Cependant le patron, le bras tendu vers l'avant du bateau, me montrait une façon de maison neuve, carrée, plâtrée, à contrevents verts, fort laide, espèce de gros pavé blanchâtre que je n'avais pas aperçu d'abord.
- Monsieur, voilà Worms.
- Worms ! repris-je ; Worms, cela ! Cette maison blanche ! Mais c'est tout au plus une auberge !
- C'est une auberge, en effet. Vous y serez à merveille.
- Mais la ville ?
- Ah ! La ville ! C'est la ville que vous voulez ?
- Mais sans doute.
- Fort bien. Vous la trouverez là-bas, dans la plaine ; mais il faut marcher, il y a un bon bout de chemin. Ah ! Monsieur vient pour la ville ? En général, il est fort rare qu'on s'arrête ici ; mais messieurs les voyageurs se contentent de l'auberge.
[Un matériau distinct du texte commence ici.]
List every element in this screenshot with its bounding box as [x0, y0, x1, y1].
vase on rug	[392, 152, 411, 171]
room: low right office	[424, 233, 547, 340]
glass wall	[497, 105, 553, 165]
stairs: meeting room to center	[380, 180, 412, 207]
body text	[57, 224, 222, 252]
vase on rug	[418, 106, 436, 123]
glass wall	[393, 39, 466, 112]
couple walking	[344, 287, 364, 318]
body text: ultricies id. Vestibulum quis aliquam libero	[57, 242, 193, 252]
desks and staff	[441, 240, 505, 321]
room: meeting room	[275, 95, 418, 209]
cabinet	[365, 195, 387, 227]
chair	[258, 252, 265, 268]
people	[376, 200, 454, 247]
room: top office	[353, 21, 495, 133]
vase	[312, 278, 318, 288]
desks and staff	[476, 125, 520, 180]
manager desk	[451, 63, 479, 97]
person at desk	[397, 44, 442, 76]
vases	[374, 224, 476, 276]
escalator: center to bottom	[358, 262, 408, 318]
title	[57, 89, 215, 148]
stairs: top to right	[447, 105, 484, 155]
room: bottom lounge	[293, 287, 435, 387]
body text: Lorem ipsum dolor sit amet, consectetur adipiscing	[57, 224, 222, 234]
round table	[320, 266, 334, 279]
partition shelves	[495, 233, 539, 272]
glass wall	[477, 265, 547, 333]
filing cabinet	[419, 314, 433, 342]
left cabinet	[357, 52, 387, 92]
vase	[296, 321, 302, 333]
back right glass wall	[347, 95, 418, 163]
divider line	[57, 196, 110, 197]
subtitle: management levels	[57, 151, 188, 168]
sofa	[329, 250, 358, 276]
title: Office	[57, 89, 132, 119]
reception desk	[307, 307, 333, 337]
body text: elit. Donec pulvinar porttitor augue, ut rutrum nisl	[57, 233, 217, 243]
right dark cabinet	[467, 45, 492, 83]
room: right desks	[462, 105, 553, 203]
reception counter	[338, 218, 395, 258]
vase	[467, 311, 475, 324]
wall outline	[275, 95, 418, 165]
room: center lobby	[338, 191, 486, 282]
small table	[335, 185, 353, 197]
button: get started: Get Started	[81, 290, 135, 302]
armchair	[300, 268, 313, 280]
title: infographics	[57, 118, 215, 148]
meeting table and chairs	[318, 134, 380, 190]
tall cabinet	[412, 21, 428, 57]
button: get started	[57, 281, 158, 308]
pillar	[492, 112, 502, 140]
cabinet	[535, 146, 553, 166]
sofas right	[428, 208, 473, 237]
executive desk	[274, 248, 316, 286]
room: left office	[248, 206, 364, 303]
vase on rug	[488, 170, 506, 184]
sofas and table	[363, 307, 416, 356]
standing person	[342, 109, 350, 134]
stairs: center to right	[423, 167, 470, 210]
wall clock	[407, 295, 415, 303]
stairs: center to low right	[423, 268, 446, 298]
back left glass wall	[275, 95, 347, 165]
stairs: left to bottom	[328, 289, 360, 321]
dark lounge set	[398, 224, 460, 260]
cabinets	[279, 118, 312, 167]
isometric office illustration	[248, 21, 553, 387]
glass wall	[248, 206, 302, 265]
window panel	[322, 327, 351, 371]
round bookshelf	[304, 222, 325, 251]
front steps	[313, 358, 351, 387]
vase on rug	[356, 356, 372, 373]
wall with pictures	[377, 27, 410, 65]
On y est très bien. Ah ! Monsieur tient à voir la ville ! C'est différent. Quant à moi, je passe ici toujours assez tard le soir, ou de très bonne heure le matin, et je ne l'ai jamais vue.
Ayez donc été ville impériale ! Ayez eu des gaugraves, des archevêques souverains, des évêques princes, un pfalz, quatre forteresses, trois ponts sur le Rhin, trois couvents à clochers, quatorze églises, trente mille habitants ! Ayez été l'une des quatre cités maîtresses dans la formidable hanse des cent villes ! Soyez, pour celui qui s'éprend des traditions fantastiques comme pour celui qui étudie et critique les faits réels, un lieu étrange, poétique et célèbre autant qu'aucun autre coin de l'Europe ! Ayez dans votre merveilleux passé tout ce que le passé peut contenir, la fable et l'histoire, ces deux arbres plus semblables qu'on ne pense, dont les racines et les rameaux sont parfois si inextricablement mêlés dans la mémoire des hommes ! Soyez la ville qui a vu vaincre César, passer Attila, rêver Brunehaut, marier Charlemagne ! Soyez la ville qui a vu dans le jardin des roses le combat de Sigefroi Le Cornu et du dragon, et devant la façade de sa cathédrale cette contestation de Chrimhilde d'où est sortie une épopée, et sur les bancs de la diète cette contestation de Luther d'où est sortie une religion ! Soyez la Vormatia des Vangions, le Bormitomagus de Drusus, le Wonnegau des poètes, le chef-lieu des héros dans les Niebelungen, la capitale des rois francs, la cour judiciaire des empereurs ! Soyez Worms, en un mot, pour qu'un rustre ivre de tabac, qui ne sait même plus s'il est vangion ou némète, dise en parlant de vous : - Ah ! Worms ! Cette ville ! C'est là-bas ! Je ne l'ai jamais vue !

 
 

Victor Hugo, Le Rhin, lettres à un ami, Lettre XXVI.